Les archives de l'année 2002 - Mai

De: <jacques.bert@infonie.fr>
À: <pmev@cartables.net>
Objet: Re: [pmev] Cerveaux-freins
Date : mercredi 1 mai 2002 11:56


Michel Monot a écrit :
« C'est une idée intéressante (« J.B : si la PMEV a pour
principe de montrer à ceux qui ne réussissent pas comment
font ceux qui réussissent, mes élèves peuvent apporter
quelque chose. ») qui mériterait donc d'être creusée.
…/…
Le problème est ici un peu différent, et concerne plutôt les
adaptations qui ont pu s'imposer à Jacques Bert pour
cause de milieu
"favorisé". Certaines sont peut être difficiles à retransposer en
direction des classes moins favorisées, mais d'autres peuvent peut
être se révéler intéressantes et nous ne devons surtout rien écarter à
priori, car nous pouvons toujours avoir tendance, même lorsqu'on s'en
défend, à sous-estimer les compétences de nos élèves.
Si Jacques Bert a un peu de temps pour nous en parler, qu'il s'agisse
du traditionnel moment d'écriture quotidienne ou de l'organisation du
temps ou du travail de bilan, ou de toute autre chose encore, cela
pourrait être réellement intéressant.»

Réponse de Jacques Bert :
Je veux d’abord dire que je suis très flatté que Michel
Monot me demande mon avis. J’aurais plutôt tendance à
croire que c’est son avis qui est le plus pertinent et
que mon niveau de compétences est loin d’égaler le sien
ou même celui de certains colistiers. Mais si ma
participation peut apporter quelque chose, c’est avec
plaisir que je m’y colle. Merci à ceux qui participent,
ça apporte toujours beaucoup (merci Marie).

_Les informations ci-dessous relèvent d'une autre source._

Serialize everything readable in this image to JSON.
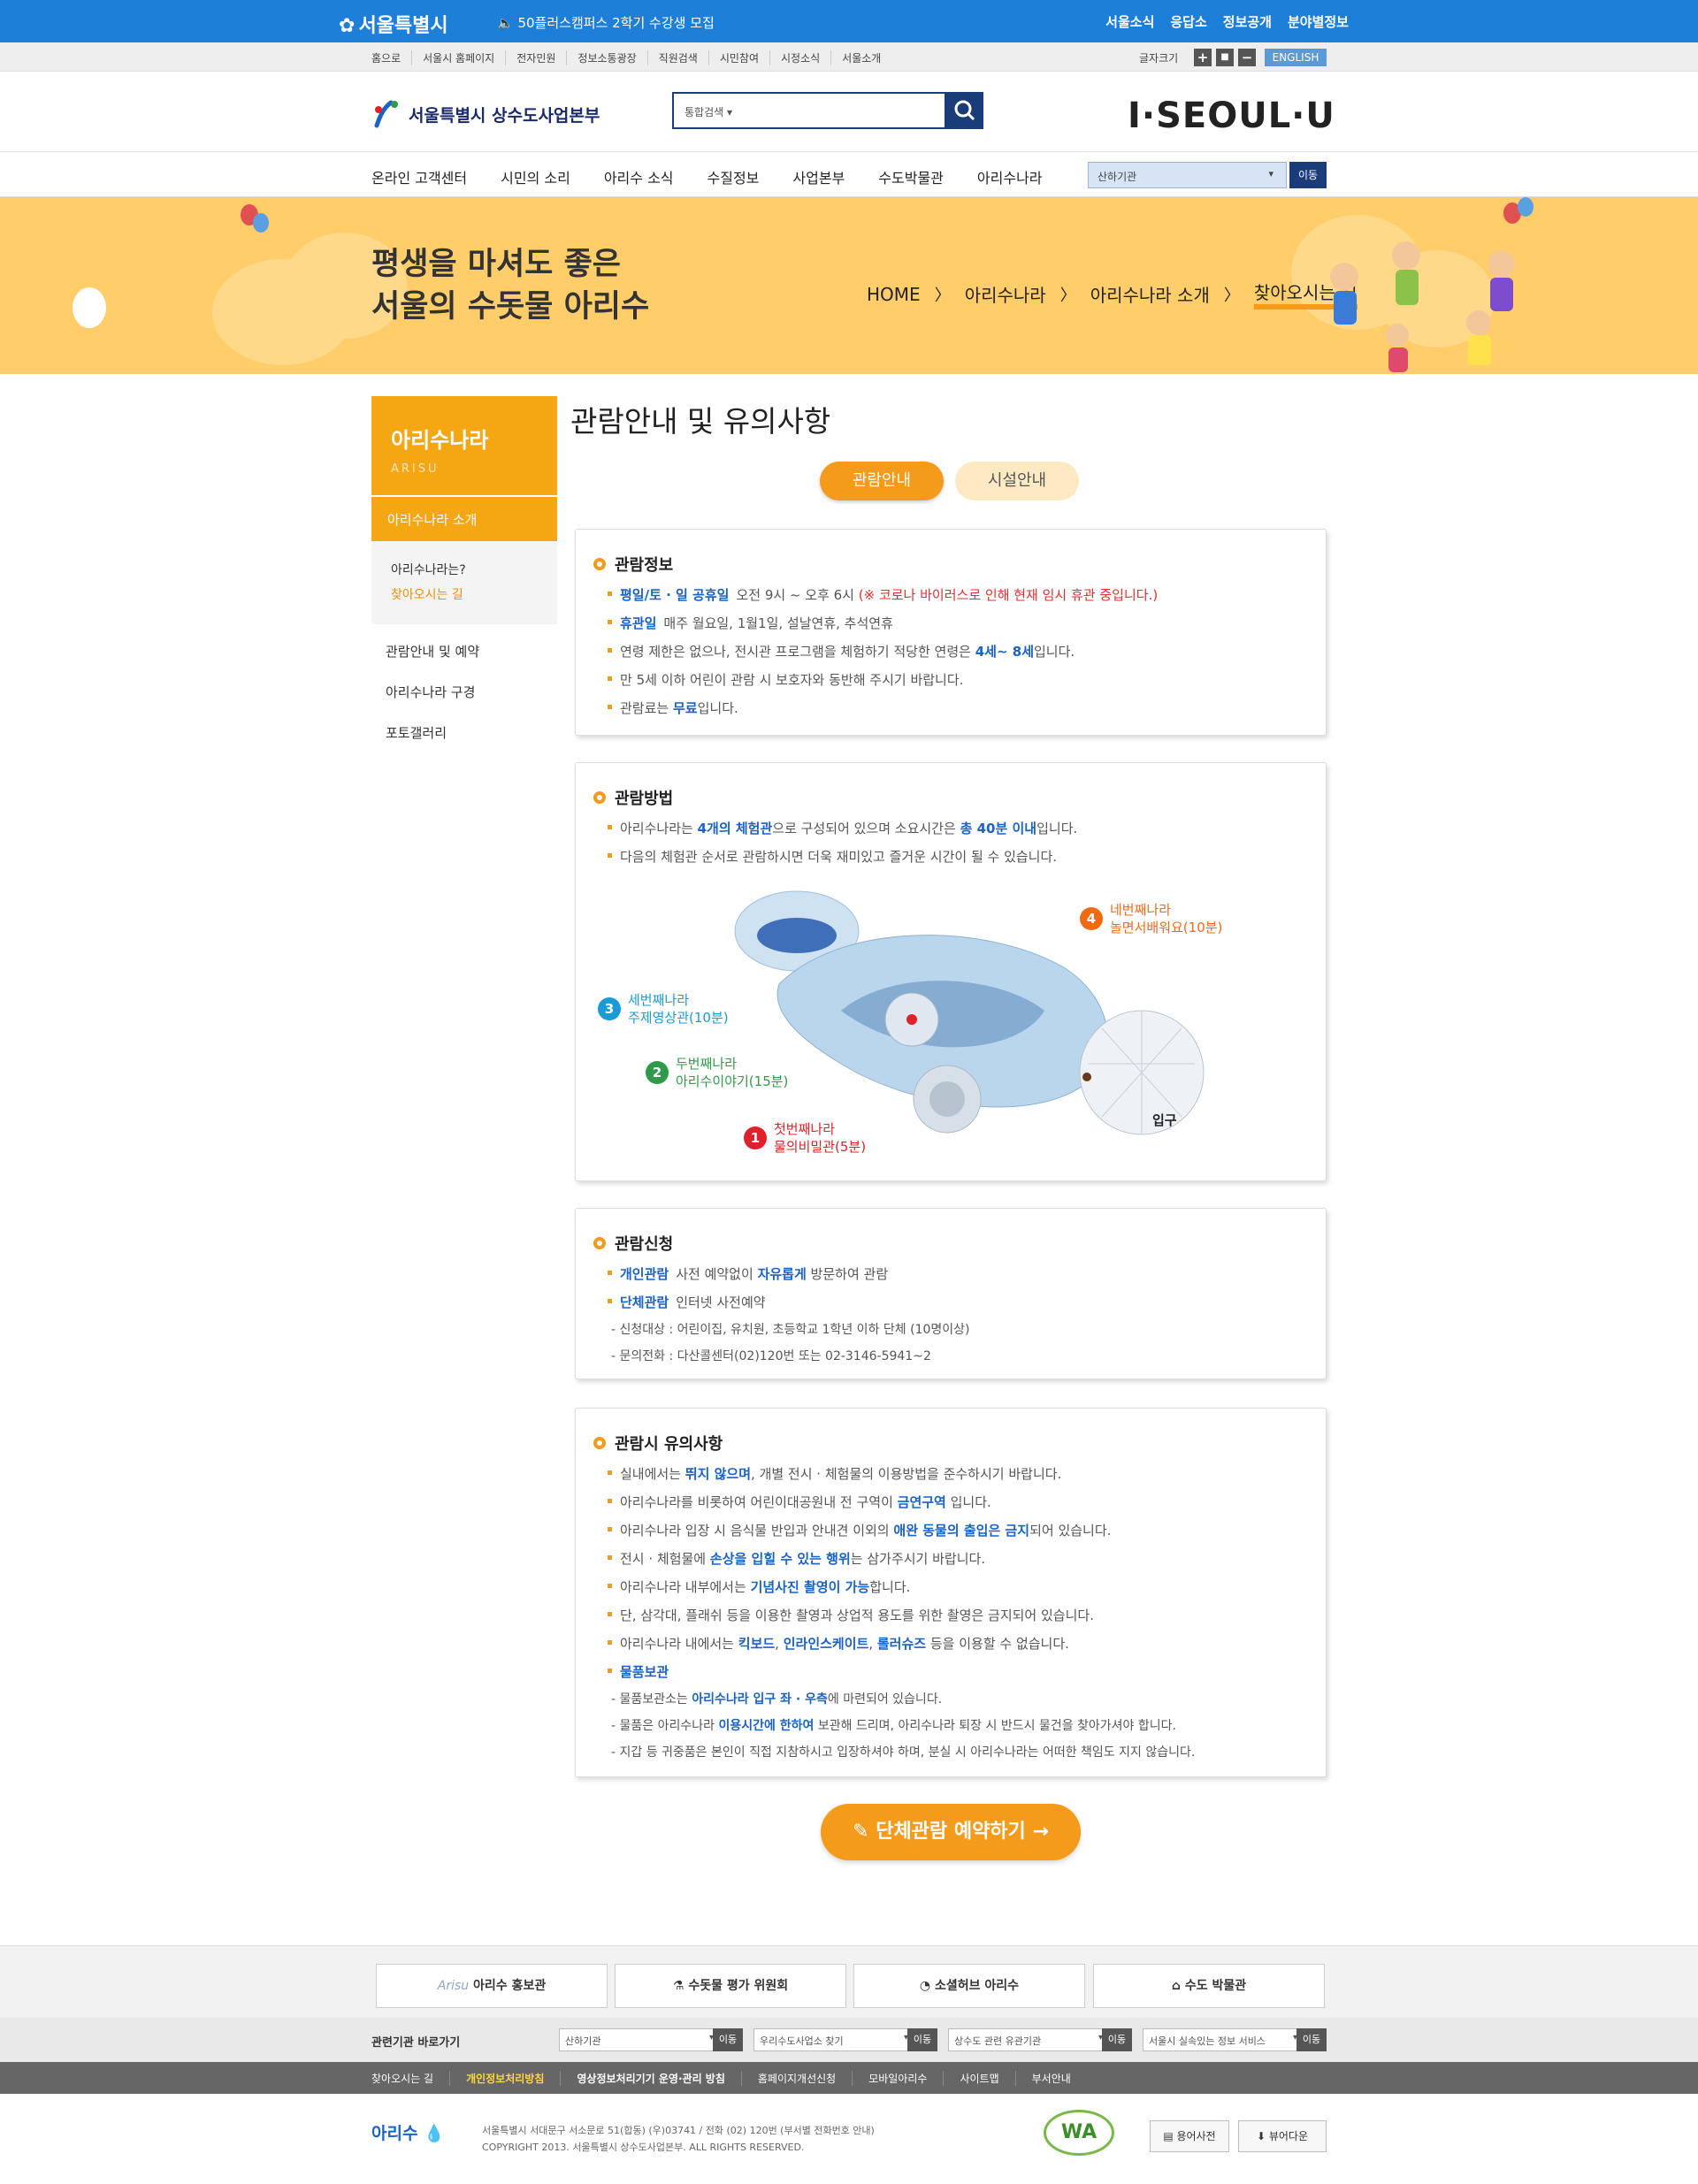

Si l’on admet que la réussite à l’école est plutôt
conditionnée par la connaissance du « métier d’élève »
(cf. « La fabrication de l’excellence scolaire » de
Philippe Perrenoud et « Maître-élève : rôles
institutionnels et représentations M. Gilly ) que par
l’intelligence - selon Zazzo et al. (« Les débilités
mentales »), le pourcentage d’enfants qui souffrent
d’insuffisance intellectuelle est de 4,3%, ce qui
correspond au pourcentage d’enfants qu’on retrouve dans
l’enseignement spécialisé, alors le pourcentage d’enfants
en échec scolaire est d’environ 20% selon C. Durand-
Prinborgne - on peut commencer à s’intéresser aux causes
réelles de l’échec.

De Roger Gal qui, en 1949, parlait d’inégalité sociale
devant l’école, à Bourdieu et Passeron qui ont mis au
jour la notion « d’handicap socio-culturel », on est
passé du fatalisme des causes psychologiques au fatalisme
des causes sociologiques, qui dédouane l’école de sa part
de responsabilité éventuelle. Le congrès du GFEN, en
1971, s’est attaqué à cette double fatalité et, en 1972,
E. Plaisance s’est élevé contre cette « pathologisation »
de l’échec.
G. Chauveau et E. Rogoas-Chauveau (« L’échec scolaire
existe-t-il ?»), chercheurs du CRESAS-INRP ont évoqué six
causes d’échec
1- les difficultés d’adaptation à la structure scolaire
2- les difficultés d’apprentissage
3- les procédures d’élimination ou de relégation
4- les difficultés de passage d’un cycle d’enseignement à un autre
5- l’insuffisance ou l’absence de certifications scolaires (diplômes)
6- les difficultés d’insertion professionnelle et sociale.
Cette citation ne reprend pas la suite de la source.